Le 25/06/2020 à 09h50
Tout ça dépend beaucoup des applications. Certaines dépendent quasi exclusivement du CPU, d‘autres de la bande passante mémoire, d’autres de l‘équilibrage de charge entre processus, d’autres des accès disques, et d‘autres encore d’un mélange de tout ça.
Mais il y a des applis limitées par la bande passante mémoire qui ne peuvent pas utiliser de GPU.
Le 25/06/2020 à 11h55
Merci pour ces info
Le 25/06/2020 à 12h37
La recherche militaire a très souvent des retombées sur le reste, ce n’est pas mauvais en soi. Et si on peut remplacer des expériences physiques (comme faire péter une bombe atomique) par des calculs, c‘est pas plus mal.
Le 25/06/2020 à 14h09
Oui, comme dit ça dépend forcément des workloads. Mais ceux qui nécessitent beaucoup de BP mémoire et ne peuvent être traités sur GPU sont plutôt l‘exception que la règle (d’ailleurs tu parles de cas où le GPU n‘est pas utilisable parce que le code n’est pas porté sur CUDA/OpenCL je suppose ?)
Le 25/06/2020 à 18h24
Ça c‘est le monde merveilleux, en pratique et pour bosser dans le HPC c’est pas du tout comme ça que ça marche !
Dans le monde scientifique il reste une très grande majorité de codes qui ne sont pas portés sur GPU aujourd‘hui. D’ailleurs le premier supercalculateur français disposant d‘un nombre important de GPU (Jean Zay qui a été cité plus tôt) a été installé il y a moins d’un an.
Ça n‘empêche pas qu’une majorité des codes en question est limitée par la bande passante mémoire.

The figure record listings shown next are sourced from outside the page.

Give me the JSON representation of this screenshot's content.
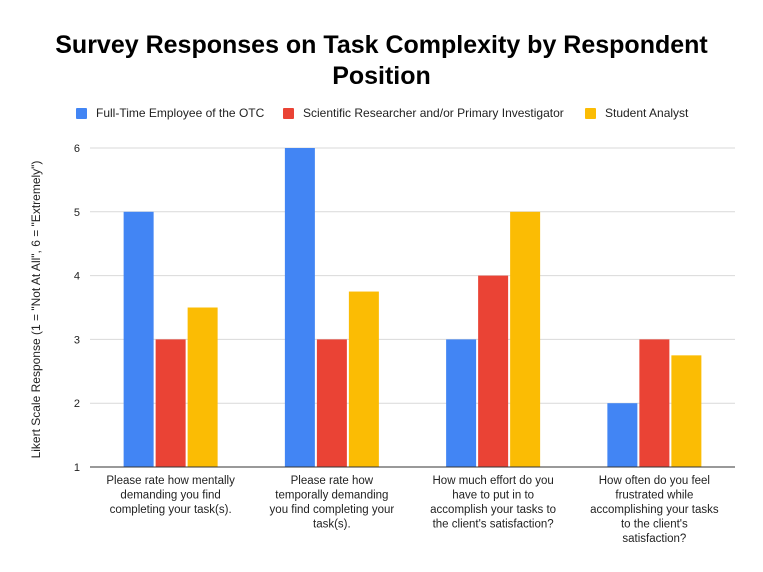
{
  "chart_data": {
    "type": "bar",
    "title_line1": "Survey Responses on Task Complexity by Respondent",
    "title_line2": "Position",
    "ylabel": "Likert Scale Response (1 = \"Not At All\", 6 = \"Extremely\")",
    "ylim": [
      1,
      6
    ],
    "yticks": [
      1,
      2,
      3,
      4,
      5,
      6
    ],
    "grid": true,
    "legend_position": "top",
    "categories": [
      [
        "Please rate how mentally",
        "demanding you find",
        "completing your task(s)."
      ],
      [
        "Please rate how",
        "temporally demanding",
        "you find completing your",
        "task(s)."
      ],
      [
        "How much effort do you",
        "have to put in to",
        "accomplish your tasks to",
        "the client's satisfaction?"
      ],
      [
        "How often do you feel",
        "frustrated while",
        "accomplishing your tasks",
        "to the client's",
        "satisfaction?"
      ]
    ],
    "series": [
      {
        "name": "Full-Time Employee of the OTC",
        "color": "#4285F4",
        "values": [
          5,
          6,
          3,
          2
        ]
      },
      {
        "name": "Scientific Researcher and/or Primary Investigator",
        "color": "#EA4335",
        "values": [
          3,
          3,
          4,
          3
        ]
      },
      {
        "name": "Student Analyst",
        "color": "#FBBC04",
        "values": [
          3.5,
          3.75,
          5,
          2.75
        ]
      }
    ]
  }
}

Mon message était clairement focalisé sur l‘usage HPC où on pourrait voir des gains importants en mettant de la HBM2 sur des nœuds purement CPU (exactement ce qu’on fait les Japonais avec Fugaku).
De ce que je sais ils ne sont pas publics mais c’est évidemment un sujet majeur pour les centres de calcul, leurs tutelles, Genci et cie.
Le 26/06/2020 à 09h46
Certains des codes qu‘on utilise ne sont pas vraiment portables sur GPU. On peut avoir par exemple des structures de données un peu tordues et volumineuses (plusieurs Go par cœur CPU) à mettre en RAM, et des accès aléatoires à la mémoire. Rien ne loge sur le cache, on a en permanence besoin d’aller chercher les données en RAM, les calculs ne sont pas franchement vectoriels, bref rien de bien pour GPU.
Alors bien sûr il y a aussi des codes non portés sur GPU parce qu‘on n’a pas la main d’œuvre pour le faire, mais certains codes ne pourront jamais être portés efficacement parce que les algorithmes ne s‘y prêtent pas. Et pour autant la bande passante mémoire peut être un point critique pour ces codes.